Шурке было стыдно. А отчего — он и сам толком не знал. Григорий Евгеньевич продолжал быть его богом, он не убежал от народа, не кричал чужим, тонким голосом. Он курил махорку Косоурова, хорошо разговаривал с мужиками. Но получалось: не он учит, а, пожалуй, его учат, уж дяденька Прохор наверняка. Между тем Шурке всегда казалось, что питерщик в чем‑то похож на Григория Евгеньевича, у них одна правда, самая — пресамая вернеющая, самая главная, правда всех правд. А теперь выходило — есть две правды. И мужикам правда учителя определенно не нравится. Им больше по душе то, что говорит Прохор. Да и сам Григорий Евгеньевич соглашается с этой Прохоровой правдой.
Шурке было стыдно и обидно, он почему‑то сердился на дяденьку Прохора и любовался им, его работой, как это делал Григорий Евгеньевич…
Мужики порядком мешали Прохору. Он не жаловался, как Ваня Дух, — напротив, словно бы радовался, меньше кашлял, говорил, что на миру красна и работенка, и радуга полыхала на его усталом лице, а белый веселый огонь разгуливал между губ беспрестанно. Ловкие, сильные руки дяденьки Прохора делали свое дело, и диковинкам не было конца.
От горна и раскаленного железа, от Прохоровой радуги и белого огня словно солнце заливало кузницу — слесарню. Мужики, посветлев, таращились на питерщика да крякали.
— Ну, маста — ак! Кабы свою кузню — озолотил бы ты себя, право, — завистливо вздыхал Косоуров, разглядывая стучавшие на стене старые ходики Марьи Бубенец. — Нету Саши Пупы, а то бы он спасибо сказал… пропил часы за твое здоровье.

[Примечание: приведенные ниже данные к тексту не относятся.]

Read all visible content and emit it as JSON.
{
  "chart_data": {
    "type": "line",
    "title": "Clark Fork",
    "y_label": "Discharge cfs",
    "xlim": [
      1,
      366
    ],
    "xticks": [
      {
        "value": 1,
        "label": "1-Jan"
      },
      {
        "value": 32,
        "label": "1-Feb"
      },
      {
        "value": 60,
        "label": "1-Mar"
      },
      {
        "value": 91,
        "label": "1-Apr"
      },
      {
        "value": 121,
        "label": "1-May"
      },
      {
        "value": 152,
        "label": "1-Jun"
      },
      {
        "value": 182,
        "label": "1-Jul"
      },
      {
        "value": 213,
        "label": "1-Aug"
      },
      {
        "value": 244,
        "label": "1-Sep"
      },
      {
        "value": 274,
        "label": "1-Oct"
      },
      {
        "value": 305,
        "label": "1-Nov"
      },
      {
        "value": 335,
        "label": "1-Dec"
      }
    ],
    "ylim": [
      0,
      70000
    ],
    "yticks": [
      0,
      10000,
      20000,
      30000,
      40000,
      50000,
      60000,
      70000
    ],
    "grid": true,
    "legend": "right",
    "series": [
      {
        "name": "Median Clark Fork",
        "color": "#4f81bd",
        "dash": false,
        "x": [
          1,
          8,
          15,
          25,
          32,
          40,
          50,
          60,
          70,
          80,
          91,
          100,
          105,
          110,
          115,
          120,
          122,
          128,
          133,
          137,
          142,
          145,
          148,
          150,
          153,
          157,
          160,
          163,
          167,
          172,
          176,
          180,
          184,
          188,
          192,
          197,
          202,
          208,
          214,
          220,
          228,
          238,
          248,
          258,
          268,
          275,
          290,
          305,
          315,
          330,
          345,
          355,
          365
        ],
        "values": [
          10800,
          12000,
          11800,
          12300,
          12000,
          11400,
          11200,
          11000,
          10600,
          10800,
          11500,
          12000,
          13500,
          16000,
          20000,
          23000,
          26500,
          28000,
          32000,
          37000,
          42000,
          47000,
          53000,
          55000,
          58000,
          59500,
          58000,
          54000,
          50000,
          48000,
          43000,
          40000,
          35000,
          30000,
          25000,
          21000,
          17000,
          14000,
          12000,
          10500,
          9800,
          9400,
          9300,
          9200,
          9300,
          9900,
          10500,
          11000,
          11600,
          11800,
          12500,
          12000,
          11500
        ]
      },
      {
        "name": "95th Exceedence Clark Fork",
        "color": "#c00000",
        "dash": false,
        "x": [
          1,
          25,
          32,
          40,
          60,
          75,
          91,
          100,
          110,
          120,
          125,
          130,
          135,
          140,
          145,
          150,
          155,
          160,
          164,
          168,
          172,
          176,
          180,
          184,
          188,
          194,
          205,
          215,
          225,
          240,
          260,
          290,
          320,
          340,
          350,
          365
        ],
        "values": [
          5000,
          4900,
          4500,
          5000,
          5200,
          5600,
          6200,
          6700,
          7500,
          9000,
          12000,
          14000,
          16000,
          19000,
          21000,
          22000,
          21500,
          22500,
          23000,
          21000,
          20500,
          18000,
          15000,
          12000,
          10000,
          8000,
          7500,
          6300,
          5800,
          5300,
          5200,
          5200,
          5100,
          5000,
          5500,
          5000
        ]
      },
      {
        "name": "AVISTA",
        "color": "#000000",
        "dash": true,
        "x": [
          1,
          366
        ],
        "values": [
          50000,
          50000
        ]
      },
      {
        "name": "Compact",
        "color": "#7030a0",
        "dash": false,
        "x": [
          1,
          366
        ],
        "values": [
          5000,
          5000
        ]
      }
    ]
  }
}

— Да уж с такими рученьками не пропадешь, — качал головой Никита Аладьин. — Не то что наши грабли. Ковыряешь, царапаешь, а полоса‑то и наградит тебя кукишем.
— Верно! Без рубля живем…
— Не скули, братцы, надоело. Айда ко мне на выучку! — звал, смеясь, Прохор. — Всех в мастеровые произведу. Мигом.
Ваня Дух на это мрачно замечал:
— Ежели все мастеровыми станут, некому будет хлеб сеять. Жрать‑то чего людям? Железо?.. В Питере‑то, слышно, за куском хлеба, за пайком, с ночи встают в очередь. Лавки утром откроют, а хлеба нету.
— Д — да, похоже… — задумчиво соглашались мужики. — И мастеровая жизнь токо со стороны сахарной кажется… Вот ты, Прохор, и слесарь и кузнец, одначе кормиться прилетел в деревню. Костей в тебе, кашлю много, а жиру что‑то не видать.
— Горев Афанасий Сергенч, умняга, тоже не много богачества огреб в Питере. Последний домишко, отцов, разорил… Где‑то он сейчас, дьявол речистый? Повстречался бы на часок. Может, что дельное надоумил бы.
— А ты себе верь, не ошибешься. И в тебе человек сидит. Человек — все!
— Эх, лучше всего, когда нет ничего! Как у Сморчка.
— Евсея не трожь, — заступался Никита, живо поднимая голову с плеча. — Он маленький. Сморчок, а душа у него большая.
— Вот ему в окопах растрясут германцы душу‑то, поубавят! Посмотрим, каким вернется, чего заиграет на трубе, коли жив останется.
Трофим Беженец, молча сидевший у порога, на холоде, — в бараньей своей высокой шапке и лаптях, в домотканом, нездешнем зипуне поверх сопревшей холстяной рубахи, — вынул изо рта трубку и несмело подал голос.
— От гарно я жив вдома, хлопци!.. Як пан! Були у мене воли мицненьки, коненята, коровки добри… — заговорил он нараспев, краснея, как всегда, от застенчивости и восторга.
Беженец постоянно хвастался одним и тем же и, как приметил Шурка, даже говорил всегда одни и те же слова, точно рассказывал себе и мужикам заученную понравившуюся сказку.